ACORN: Adaptive Contrastive Optimization for Safe and Robust Fine-Grained Robotic Manipulation

Embodied AI research has traditionally emphasized performance metrics such as success rate and cumulative reward, overlooking critical robustness and safety considerations that emerge during real-world deployment. In actual environments, agents continuously encounter unpredicted situations and distribution shifts, causing seemingly reliable policies to experience catastrophic failures, particularly in manipulation tasks. To address this gap, we introduce four novel safety-centric metrics that quantify an agent's resilience to environmental perturbations. Building on these metrics, we present Adaptive Contrastive Optimization for Robust Manipulation (ACORN), a plug-and-play algorithm that enhances policy robustness without sacrificing performance.
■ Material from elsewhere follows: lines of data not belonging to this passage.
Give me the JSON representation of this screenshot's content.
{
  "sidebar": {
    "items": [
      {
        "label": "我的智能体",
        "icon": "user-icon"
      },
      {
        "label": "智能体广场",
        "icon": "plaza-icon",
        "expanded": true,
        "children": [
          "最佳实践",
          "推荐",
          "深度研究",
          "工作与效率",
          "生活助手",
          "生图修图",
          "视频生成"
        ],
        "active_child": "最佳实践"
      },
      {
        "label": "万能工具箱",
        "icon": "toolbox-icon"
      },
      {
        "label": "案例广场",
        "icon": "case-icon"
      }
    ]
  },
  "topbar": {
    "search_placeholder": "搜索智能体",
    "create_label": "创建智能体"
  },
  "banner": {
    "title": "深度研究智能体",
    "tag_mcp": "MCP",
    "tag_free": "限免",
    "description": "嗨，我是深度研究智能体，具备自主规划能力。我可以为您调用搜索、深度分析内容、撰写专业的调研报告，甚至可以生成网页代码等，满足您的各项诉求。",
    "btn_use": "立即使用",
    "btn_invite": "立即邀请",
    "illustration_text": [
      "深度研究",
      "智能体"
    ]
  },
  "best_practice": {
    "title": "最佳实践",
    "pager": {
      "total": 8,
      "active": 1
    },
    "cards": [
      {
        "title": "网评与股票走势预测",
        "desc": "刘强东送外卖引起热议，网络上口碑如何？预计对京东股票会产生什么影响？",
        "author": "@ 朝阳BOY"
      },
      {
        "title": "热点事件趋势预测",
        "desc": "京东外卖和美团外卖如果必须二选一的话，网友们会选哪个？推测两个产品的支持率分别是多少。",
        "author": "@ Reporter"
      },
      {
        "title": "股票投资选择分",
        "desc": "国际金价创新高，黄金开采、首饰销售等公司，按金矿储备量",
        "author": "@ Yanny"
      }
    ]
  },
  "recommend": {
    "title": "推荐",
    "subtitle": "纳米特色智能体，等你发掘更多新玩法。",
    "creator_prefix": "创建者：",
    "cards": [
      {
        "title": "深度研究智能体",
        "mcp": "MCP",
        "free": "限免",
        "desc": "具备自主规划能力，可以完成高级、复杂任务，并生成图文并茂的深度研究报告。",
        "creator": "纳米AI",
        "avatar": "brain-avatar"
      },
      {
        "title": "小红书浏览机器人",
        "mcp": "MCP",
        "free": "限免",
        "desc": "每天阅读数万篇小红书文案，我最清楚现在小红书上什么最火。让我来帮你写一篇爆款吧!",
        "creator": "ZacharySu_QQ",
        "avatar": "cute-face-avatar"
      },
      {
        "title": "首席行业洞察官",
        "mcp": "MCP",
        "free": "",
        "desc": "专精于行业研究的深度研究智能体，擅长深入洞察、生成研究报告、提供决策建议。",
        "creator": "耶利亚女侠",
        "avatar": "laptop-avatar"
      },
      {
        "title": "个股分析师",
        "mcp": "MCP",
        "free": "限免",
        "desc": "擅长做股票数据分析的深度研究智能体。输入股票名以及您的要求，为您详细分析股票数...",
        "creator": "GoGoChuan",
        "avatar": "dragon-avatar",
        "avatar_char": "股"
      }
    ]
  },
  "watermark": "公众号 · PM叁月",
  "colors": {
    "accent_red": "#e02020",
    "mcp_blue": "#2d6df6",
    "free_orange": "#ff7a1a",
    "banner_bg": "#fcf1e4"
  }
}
ACORN leverages contrastive learning to simultaneously align trajectories with expert demonstrations while diverging from potentially unsafe behaviors. Our approach efficiently generates informative negative samples through structured Gaussian noise injection, employing a double perturbation technique that maintains sample diversity while minimizing computational overhead. Comprehensive experiments across diverse manipulation environments validate ACORN's effectiveness, yielding improvements of up to 23% in safety metrics under disturbance compared to baseline methods. These findings underscore ACORN's significant potential for enabling reliable deployment of embodied agents in safety-critical real-world applications.